Later that evening, too, Rollison went to see Pamela Brown.

She had been kept at the house by the police, she said with great indignation; or she would have been at Gresham Terrace on their heels. And, with fresh indignation, she demanded of Rollison :

“Why isn’t he here with you? Why didn’t you bring him?”

“Pamela,” Rollison said as he put his hand on her arm and led her into the hall where a few hours ago he had been so near death, “try not to hate me.”

“Hate you? Why on earth should I?”

“For what I have to tell you,” Rollison said.

Her eyes were so huge and bright but they held no radiance. Her lips were parted, but she uttered no words although three words formed on them, easy to read:

“He’s — not — dead?”

“No,” Rollison told her, “he’s not dead, Pam, but I think perhaps he deserves to be.”

Gently, he told her.

He did not know whether it was good or bad that she listened, and made no comment, and showed no sign of tears.

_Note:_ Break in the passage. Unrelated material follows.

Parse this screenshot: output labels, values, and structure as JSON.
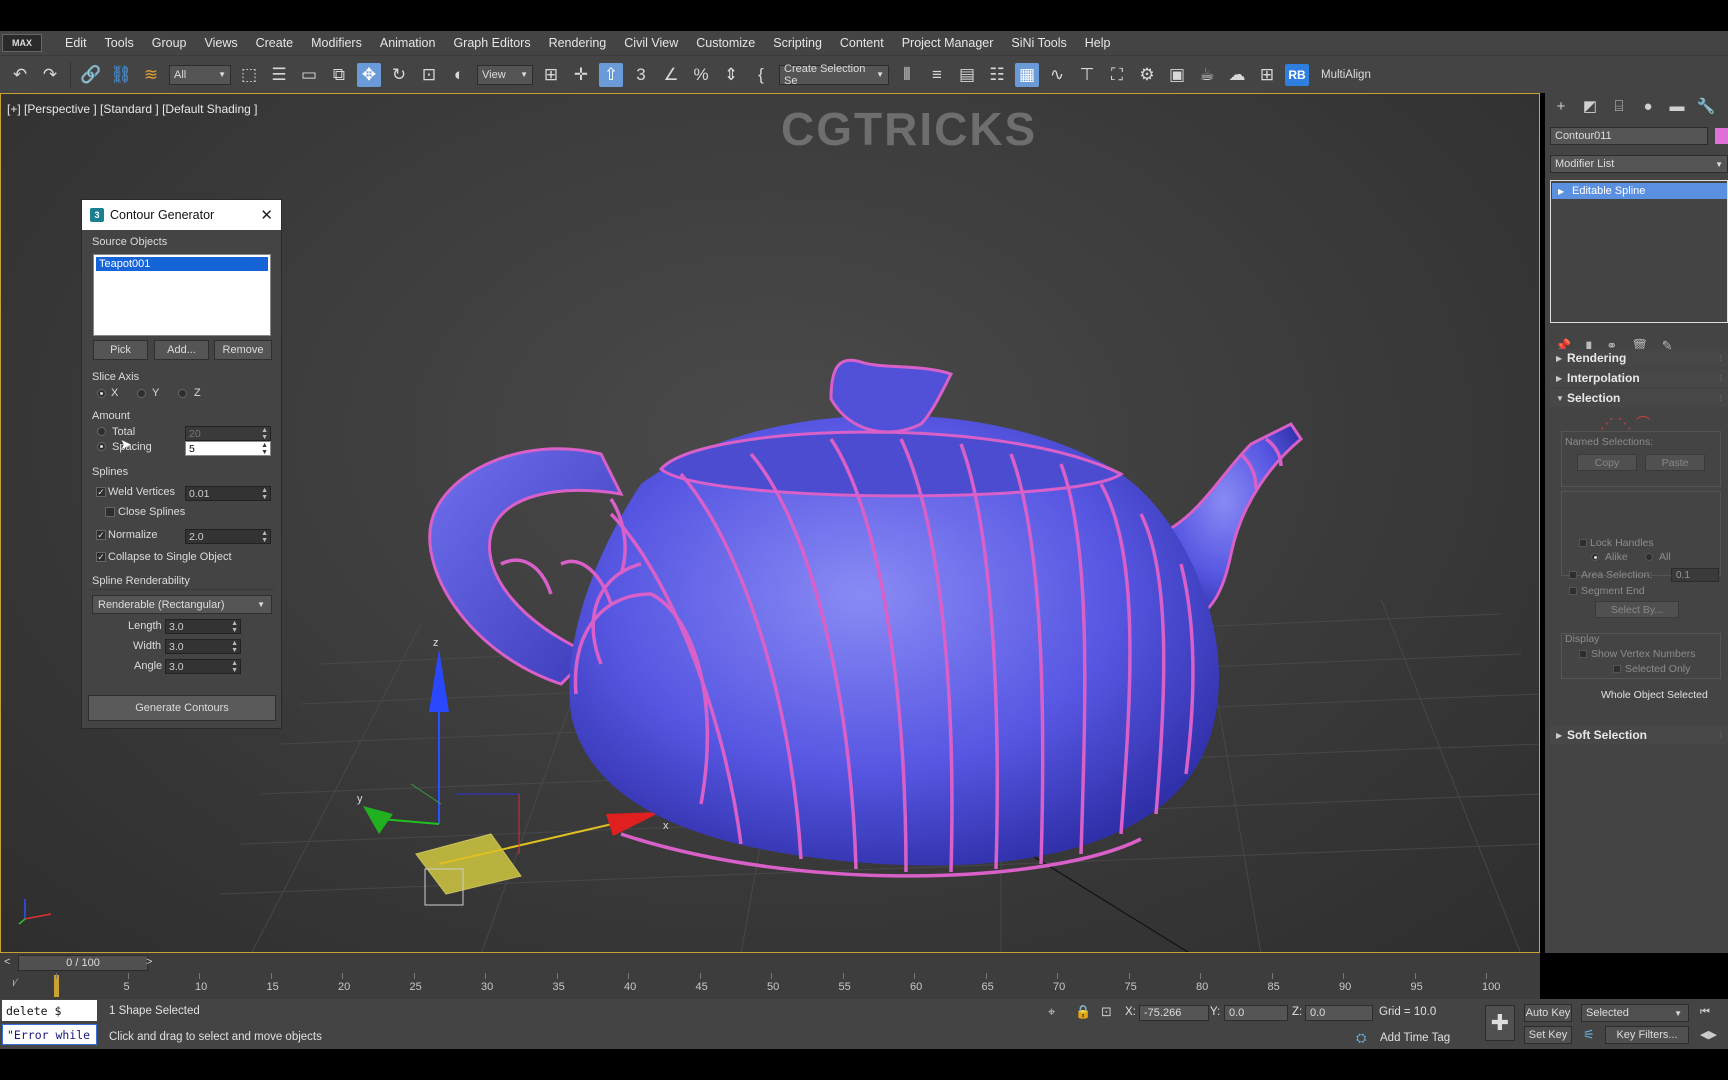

When he had done, and waited a while, Rollison went on: “There’s one deep cause for satisfaction, Pamela. You and your family did what you set out to do: you saved the life and fortune of the real Tommy G. Loman.”

*     *     *

When he saw that real Tommy G., the next day, he found him pleasant and likeable. But Rollison knew and Jolly knew and Pamela would soon know that as a personality he wasn’t a patch on the false Tommy G. Loman: and never would be.